Chef Frankie Ramirez and partners are honoring their mothers with Amá, a seasonal Mexican restaurant under the El
Chef Frankie Ramirez's plans for Amá in the Fishtown-Kensington area include a focus on local farmers and an eight-foot charcoal- and wood-fired grill for dishes like pollo a la brasa and whole fish.
Frankie Ramirez started in the restaurant business as a teenager washing dishes. He rose through the line-cook ranks, eventually heading popular kitchens including LMNO, and the now-closed Enoteca Tredici.
For Ramirez’s next move, 17 years after arriving from Mexico City, he and his wife, Verónica, backed by husband-and-wife restaurateurs Roberto Medina and Crisalida Mata, are opening Amá, in a new building at Front and Oxford Streets in the Fishtown-Kensington area. The site, under the Market-Frankford El, is two blocks from the high-energy LMNO, which he left earlier this year.
They are working toward an early 2025 opening.
At Amá, whose kitchen will be fully open — and decorated, as if part of the dining room — Ramirez will oversee an eight-foot charcoal- and wood-fired grill from M&M BBQ Co. in Texas. He plans a seasonal menu including large-format entrees such as whole grilled fish, roasted octopus, pollo a la brasa by the half and whole, head-on prawns al carbon, and carne asada. Amá’s appetizers will include tacos, tostadas, crudos, ceviches, and aguachiles, along with seasonal vegetarian options.
Customers will be able to watch workers turn out hand-pressed tortillas. “I think about the sidewalk window [showing the kitchen] at Bliss all the time,” Ramirez said in an interview, referring to chef Francesco Martorella’s long-gone restaurant at the Bellevue on Broad Street.
Bliss is where Ramirez, now 37, got his first line cook job, at its 2004 opening. He bonded with the only other Spanish-speaking employee in the kitchen — pastry chef Verónica Hernandez Sandoval — who had come with her family to the United States in 2001 from San Mateo Ozolco in Puebla. They’re now married with two children; she currently works at a kitchen in Bala Cynwyd but will join Amá to help with the front of the house.
Both Ramirezes’ mothers will contribute recipes and inspiration — Amá is short for “mamá” in Spanish.
Open for dinner only at the start, Amá will feature 120 seats, including 20 at the bar and 12 additional spots at a chef’s table beside the open kitchen.
John Weckerly and Sal Guerrero of Boxwood Architects are combining traditional and modern Mexican aesthetics: white textured plaster walls with niches, wooden beams, terracotta and copper-colored accents, and a bar with a rustic concrete countertop. Accordion doors will open onto the Front and Oxford corner to produce a patio-like experience.

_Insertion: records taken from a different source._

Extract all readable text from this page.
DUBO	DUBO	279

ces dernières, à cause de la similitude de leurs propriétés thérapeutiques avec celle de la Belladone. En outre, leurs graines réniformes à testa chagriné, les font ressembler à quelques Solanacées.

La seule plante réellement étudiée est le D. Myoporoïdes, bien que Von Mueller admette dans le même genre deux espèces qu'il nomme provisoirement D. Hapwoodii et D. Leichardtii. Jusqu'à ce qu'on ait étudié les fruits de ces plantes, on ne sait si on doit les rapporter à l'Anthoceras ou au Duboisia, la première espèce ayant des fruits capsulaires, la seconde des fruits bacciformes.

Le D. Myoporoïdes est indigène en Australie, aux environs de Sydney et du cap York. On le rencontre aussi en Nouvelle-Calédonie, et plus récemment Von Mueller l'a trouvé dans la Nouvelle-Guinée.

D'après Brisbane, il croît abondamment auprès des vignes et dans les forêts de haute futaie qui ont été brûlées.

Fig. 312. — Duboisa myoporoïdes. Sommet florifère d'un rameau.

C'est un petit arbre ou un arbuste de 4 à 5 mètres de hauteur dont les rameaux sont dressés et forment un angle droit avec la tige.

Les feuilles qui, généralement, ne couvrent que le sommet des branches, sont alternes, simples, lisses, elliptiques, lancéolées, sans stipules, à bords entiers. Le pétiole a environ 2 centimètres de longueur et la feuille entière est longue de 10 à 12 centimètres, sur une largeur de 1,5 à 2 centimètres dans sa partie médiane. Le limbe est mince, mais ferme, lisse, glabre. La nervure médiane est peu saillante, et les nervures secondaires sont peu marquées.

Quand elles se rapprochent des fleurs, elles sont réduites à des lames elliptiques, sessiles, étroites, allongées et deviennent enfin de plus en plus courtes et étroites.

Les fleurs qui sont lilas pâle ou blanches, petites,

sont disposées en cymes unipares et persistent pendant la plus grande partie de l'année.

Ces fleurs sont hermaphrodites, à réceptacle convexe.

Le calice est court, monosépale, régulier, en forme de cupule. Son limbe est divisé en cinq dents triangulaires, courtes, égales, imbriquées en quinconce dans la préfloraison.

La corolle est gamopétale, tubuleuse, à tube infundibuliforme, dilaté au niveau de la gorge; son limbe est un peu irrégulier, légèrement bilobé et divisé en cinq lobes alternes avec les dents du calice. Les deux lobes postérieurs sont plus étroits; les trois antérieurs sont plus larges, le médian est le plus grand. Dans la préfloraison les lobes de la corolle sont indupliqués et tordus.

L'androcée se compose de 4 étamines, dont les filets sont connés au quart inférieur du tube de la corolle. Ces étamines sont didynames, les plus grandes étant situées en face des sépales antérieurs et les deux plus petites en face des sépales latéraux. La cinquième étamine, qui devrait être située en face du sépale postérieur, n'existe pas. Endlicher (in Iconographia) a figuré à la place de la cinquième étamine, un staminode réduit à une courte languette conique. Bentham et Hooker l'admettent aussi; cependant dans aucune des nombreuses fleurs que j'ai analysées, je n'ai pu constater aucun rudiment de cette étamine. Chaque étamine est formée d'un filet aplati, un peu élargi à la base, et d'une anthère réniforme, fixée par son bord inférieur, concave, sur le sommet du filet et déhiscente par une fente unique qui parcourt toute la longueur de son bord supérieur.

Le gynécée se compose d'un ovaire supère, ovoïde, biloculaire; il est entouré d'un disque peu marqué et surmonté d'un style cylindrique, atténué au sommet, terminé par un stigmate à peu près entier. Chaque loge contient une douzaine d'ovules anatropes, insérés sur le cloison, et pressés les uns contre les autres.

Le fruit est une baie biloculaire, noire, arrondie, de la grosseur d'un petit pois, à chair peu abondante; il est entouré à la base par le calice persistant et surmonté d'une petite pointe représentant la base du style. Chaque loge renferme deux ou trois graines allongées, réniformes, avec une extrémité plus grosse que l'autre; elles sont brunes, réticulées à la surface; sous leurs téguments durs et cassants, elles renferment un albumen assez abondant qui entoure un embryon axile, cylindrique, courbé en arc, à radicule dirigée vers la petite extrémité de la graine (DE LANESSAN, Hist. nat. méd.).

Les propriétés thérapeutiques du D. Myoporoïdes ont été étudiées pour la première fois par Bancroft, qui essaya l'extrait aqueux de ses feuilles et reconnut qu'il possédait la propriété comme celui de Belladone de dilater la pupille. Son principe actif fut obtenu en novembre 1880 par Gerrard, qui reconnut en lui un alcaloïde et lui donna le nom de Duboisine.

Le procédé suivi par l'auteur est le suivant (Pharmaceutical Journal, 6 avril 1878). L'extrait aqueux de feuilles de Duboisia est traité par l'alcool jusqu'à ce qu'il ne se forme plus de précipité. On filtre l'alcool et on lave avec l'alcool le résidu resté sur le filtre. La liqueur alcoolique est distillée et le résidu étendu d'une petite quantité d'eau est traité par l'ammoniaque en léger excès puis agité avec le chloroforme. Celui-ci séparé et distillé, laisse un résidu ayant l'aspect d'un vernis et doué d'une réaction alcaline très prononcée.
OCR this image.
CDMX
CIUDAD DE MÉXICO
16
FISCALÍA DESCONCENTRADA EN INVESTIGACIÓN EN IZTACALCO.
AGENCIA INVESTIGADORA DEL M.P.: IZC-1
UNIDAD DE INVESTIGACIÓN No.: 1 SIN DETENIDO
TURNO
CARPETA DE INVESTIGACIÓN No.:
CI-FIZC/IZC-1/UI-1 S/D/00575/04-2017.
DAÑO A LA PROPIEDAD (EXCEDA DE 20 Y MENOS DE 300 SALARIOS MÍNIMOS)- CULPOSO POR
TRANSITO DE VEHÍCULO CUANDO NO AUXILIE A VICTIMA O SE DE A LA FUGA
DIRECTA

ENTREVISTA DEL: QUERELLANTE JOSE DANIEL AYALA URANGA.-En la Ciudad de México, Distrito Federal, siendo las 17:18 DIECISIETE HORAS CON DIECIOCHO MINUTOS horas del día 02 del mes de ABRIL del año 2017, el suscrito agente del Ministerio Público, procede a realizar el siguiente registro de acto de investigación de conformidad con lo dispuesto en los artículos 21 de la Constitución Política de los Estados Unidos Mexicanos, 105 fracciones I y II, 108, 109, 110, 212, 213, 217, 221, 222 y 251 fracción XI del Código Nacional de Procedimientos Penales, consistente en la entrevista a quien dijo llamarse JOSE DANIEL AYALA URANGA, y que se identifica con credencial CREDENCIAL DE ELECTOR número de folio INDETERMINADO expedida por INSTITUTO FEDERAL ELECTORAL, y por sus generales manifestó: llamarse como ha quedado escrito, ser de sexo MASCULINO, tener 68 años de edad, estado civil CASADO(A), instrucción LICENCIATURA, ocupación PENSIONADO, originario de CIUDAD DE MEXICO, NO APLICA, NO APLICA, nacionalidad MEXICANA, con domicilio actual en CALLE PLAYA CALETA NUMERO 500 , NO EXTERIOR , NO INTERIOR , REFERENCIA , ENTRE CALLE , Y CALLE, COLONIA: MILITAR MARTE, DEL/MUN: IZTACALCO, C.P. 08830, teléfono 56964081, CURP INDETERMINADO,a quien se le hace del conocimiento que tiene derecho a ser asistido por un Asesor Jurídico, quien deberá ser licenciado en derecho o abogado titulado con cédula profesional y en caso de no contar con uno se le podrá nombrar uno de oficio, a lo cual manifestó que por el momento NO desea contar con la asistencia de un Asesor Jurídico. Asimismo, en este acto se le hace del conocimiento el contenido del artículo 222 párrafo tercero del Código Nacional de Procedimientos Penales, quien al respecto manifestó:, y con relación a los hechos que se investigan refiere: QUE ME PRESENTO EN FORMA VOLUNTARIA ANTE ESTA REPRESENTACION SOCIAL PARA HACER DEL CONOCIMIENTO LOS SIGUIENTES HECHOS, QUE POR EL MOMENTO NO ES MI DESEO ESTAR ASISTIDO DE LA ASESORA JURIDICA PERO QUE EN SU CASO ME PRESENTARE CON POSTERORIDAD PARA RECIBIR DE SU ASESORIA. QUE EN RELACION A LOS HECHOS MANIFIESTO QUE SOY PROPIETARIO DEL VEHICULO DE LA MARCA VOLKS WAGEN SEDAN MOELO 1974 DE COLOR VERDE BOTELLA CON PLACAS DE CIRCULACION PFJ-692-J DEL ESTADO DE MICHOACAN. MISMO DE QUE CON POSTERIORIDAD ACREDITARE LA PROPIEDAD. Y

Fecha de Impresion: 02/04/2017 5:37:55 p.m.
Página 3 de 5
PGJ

The beverage program is still in the R&D phase but the plan is to offer cocktails while focusing heavily on tequila and mezcal.
Who’s who at Amá
Frankie Ramirez moved to Philadelphia from Mexico City at 16, initially working as a dishwasher at Stephen Starr’s Washington Square (now Talula’s Garden) at its 2004 opening. After his next stop, Bliss, Ramirez returned to Starr to work at restaurants such as Morimoto and Butcher & Singer. He was part of the opening team at Parc in 2008, rising to become sous chef. His first executive chef’s job was in 2016, overseeing the two Tredici Enoteca locations, before heading the kitchen at Refectory Grill in Villanova in 2019. In 2020, Starr approached Ramirez to become the opening chef at LMNO, where he remained for four years.
Medina grew up on a farm in Puebla and came to the States by himself in 1994 at age 17. While living with a friend in Philadelphia, he washed dishes at Spasso in Old City, working his way up to chef. That is where he and Mata — then a bartender — met. Medina and business partner Claudio Sandolo opened the Media location of Spasso in 2012, and six years later opened Agave Mexican Cuisine in Chadds Ford. In 2020, Medina and Mata opened La Catrina next to Spasso in Media.
“I think the food that Frankie cooks is pretty special, so it needs to be in a place where people are open-minded and willing to try new things,” Mata said, adding that they were giving Ramirez creative freedom on the menu.
“To me, Mexican cooking is a lifestyle, not a way to cook,” Ramirez said, explaining that his philosophy is to work with the ingredients he has around, as his mother and grandmother did — and not to rely on foods that had been imported.
“She would go and get a chicken and a couple of chiles and come out with a salsa [to serve with] the chicken,” Ramirez said of his mother. “That’s what we want to do here — something special. Local farmers. I have this line that I’ve come out with the guys: ‘Old flavors, new hands.’ That means, get new chefs and coach them to be creative and go and search for those flavors that we need.
“In order to make this restaurant work, we have to offer an experience because people had an expectation of Mexican food being, ‘Let’s go out and get margaritas, get drunk and all that.’ We’re going to go on a different road. We want to represent Mexican cuisine in a different way. No more sombreros or piñatas.”